The Department of Community Affairs, the state agency that scrutinized local governments’ land-use decisions, was dismantled. Some of the DCA’s functions were transferred to the new Florida Department of Economic Opportunity. Under the new system, the state has less power to challenge applications that may fuel urban sprawl to the detriment of a community and the environment.
“[Ferro Investment] is testing the waters to see if the changes in the state growth management will make it easier to move the line in the future,” said community activist Alan Farago, a long-time opponent of moving the boundary. “The DCA was the last line of defense because the UDB is such a politicized issue.”
Laura Reynolds, executive director of the Tropical Audubon Society in Miami, said commissioners can protect the environment without state supervision.
“Dade County has the opportunity to lead without state oversight and uphold our comprehensive master plan and invest in infill development in our corridor,” said Reynolds, whose group is leading the opposition to moving the line.
Winning over the county commission could be easier now that Katy Sorenson, a strong opponent of moving the boundary, is no longer on the panel. She consistently pressed her commission colleagues to vote against approval. To pass, the application has to be approved by nine of the 13 commission members.
Sorenson said she doesn’t believe her former colleagues will pass the latest application, either.
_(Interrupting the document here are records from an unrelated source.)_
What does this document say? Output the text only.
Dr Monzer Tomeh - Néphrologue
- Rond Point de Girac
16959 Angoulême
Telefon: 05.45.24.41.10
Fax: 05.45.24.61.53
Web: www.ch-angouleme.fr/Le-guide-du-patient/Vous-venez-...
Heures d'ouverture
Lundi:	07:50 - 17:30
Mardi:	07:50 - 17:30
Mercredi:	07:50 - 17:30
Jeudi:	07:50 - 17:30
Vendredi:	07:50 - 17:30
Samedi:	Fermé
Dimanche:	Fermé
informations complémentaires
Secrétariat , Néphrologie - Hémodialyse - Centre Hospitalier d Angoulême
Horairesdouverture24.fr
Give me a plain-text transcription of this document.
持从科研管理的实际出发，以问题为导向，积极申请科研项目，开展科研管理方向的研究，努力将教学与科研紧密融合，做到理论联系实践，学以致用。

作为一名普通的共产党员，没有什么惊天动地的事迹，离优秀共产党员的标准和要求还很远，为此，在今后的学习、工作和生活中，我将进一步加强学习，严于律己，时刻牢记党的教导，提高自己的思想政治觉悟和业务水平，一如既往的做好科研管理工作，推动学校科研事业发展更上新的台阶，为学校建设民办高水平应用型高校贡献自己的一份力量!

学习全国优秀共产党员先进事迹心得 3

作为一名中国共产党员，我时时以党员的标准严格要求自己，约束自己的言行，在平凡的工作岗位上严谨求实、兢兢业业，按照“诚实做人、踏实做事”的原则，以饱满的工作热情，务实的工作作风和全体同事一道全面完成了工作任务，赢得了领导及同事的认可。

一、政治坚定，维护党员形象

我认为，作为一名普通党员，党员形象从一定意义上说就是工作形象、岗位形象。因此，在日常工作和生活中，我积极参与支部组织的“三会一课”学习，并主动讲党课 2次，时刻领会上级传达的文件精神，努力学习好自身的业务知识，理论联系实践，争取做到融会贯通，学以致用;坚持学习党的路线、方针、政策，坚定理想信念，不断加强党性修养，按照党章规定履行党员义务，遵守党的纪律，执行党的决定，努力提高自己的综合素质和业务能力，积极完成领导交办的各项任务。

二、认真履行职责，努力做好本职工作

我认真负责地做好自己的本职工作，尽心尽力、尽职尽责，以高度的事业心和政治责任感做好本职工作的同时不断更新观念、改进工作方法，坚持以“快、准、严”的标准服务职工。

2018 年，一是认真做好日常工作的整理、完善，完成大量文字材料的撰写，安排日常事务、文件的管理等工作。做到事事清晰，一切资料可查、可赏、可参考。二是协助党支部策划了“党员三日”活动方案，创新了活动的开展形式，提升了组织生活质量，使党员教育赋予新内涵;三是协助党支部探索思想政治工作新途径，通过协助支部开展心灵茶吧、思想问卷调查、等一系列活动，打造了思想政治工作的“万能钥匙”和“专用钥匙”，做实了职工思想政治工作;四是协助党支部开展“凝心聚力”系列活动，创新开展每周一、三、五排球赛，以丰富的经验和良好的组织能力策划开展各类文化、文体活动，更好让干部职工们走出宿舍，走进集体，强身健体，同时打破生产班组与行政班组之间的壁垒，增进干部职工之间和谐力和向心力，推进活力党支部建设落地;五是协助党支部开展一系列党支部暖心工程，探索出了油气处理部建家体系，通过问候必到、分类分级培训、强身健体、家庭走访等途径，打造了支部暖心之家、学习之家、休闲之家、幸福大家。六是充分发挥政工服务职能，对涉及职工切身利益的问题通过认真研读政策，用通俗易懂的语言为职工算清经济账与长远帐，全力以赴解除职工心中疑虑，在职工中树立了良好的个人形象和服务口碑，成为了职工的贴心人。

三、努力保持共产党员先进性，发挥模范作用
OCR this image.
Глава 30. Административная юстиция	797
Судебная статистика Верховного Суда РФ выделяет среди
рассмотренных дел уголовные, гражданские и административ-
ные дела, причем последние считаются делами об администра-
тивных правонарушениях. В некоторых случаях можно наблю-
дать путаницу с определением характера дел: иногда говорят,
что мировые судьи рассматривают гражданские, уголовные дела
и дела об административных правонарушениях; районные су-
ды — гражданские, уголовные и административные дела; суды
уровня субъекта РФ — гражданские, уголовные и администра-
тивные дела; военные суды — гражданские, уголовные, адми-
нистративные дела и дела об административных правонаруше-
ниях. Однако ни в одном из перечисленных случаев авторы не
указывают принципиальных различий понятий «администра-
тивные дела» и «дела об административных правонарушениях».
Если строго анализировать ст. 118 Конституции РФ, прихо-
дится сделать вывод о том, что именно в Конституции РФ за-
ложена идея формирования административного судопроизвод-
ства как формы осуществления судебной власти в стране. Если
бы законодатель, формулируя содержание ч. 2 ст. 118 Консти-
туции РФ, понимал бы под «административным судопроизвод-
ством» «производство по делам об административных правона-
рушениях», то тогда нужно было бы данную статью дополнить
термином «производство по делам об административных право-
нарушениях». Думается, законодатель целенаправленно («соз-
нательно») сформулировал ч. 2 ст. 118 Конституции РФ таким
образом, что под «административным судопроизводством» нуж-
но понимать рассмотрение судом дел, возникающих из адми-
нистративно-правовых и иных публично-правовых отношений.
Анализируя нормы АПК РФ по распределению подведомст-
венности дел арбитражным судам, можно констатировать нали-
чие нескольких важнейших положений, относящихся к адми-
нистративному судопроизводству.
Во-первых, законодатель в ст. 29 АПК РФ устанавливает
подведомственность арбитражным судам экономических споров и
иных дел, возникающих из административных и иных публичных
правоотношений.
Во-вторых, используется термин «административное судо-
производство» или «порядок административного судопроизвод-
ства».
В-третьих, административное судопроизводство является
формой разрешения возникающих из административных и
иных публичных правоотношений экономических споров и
Turning farm land into commercial development would require building infrastructure the cash-strapped county can’t afford, she said.
“It is not the right time,” said Sorenson, who did not seek re-election last year. “The costs of infrastructure are astronomical. We have so much infrastructure needs within the UDB that have to be addressed first, particularly our water and sewer lines.”
Sorenson, president and chief executive of the Good Government Initiative at the University of Miami, said taxpayers would end up paying for new roads and public services if development goes west.
“Development never pays for itself,” she said. “Always, the cost goes to the rest of the community.”
Community activist Dawn Shirreffs, the Everglades Restoration Program Manager with the National Parks Conservation Association, hope the commissioners or the mayor — who has the veto power over any decision — “will have the good sense to look at the application and realize that expanding the boundary would be irresponsible at this time.”
If approved, Ferro’s commercial project would be surrounded on three sides by farm land.
“It is a terrible way to slice up agricultural land,” said Shirreffs.
Early this year, the commission agreed to shift the boundary to benefit the Homestead-Miami Speedway. International Speedway Corp., the Daytona Beach-based operator of the facility, bought 120 acres inside the boundary to expand the venue’s seating and parking. In return, the city of Homestead, which owns the track, won approval for the shift of 120 acres of land outside of the UDB. The county staff had recommended approval of the land swap.
Miami-Dade County Mayor Carlos Gimenez, who as a commissioner opposed moving the line, didn’t veto the boundary change in Homestead.
Gimenez said he hasn’t changed his position on the issue.
“I am a proponent of holding the UDB line,” he said in a statement to the Daily Business Review. “I have always believed in examining each application on a case-by-case basis. My voting record as a commissioner and my actions as mayor are consistent and reflect this position.”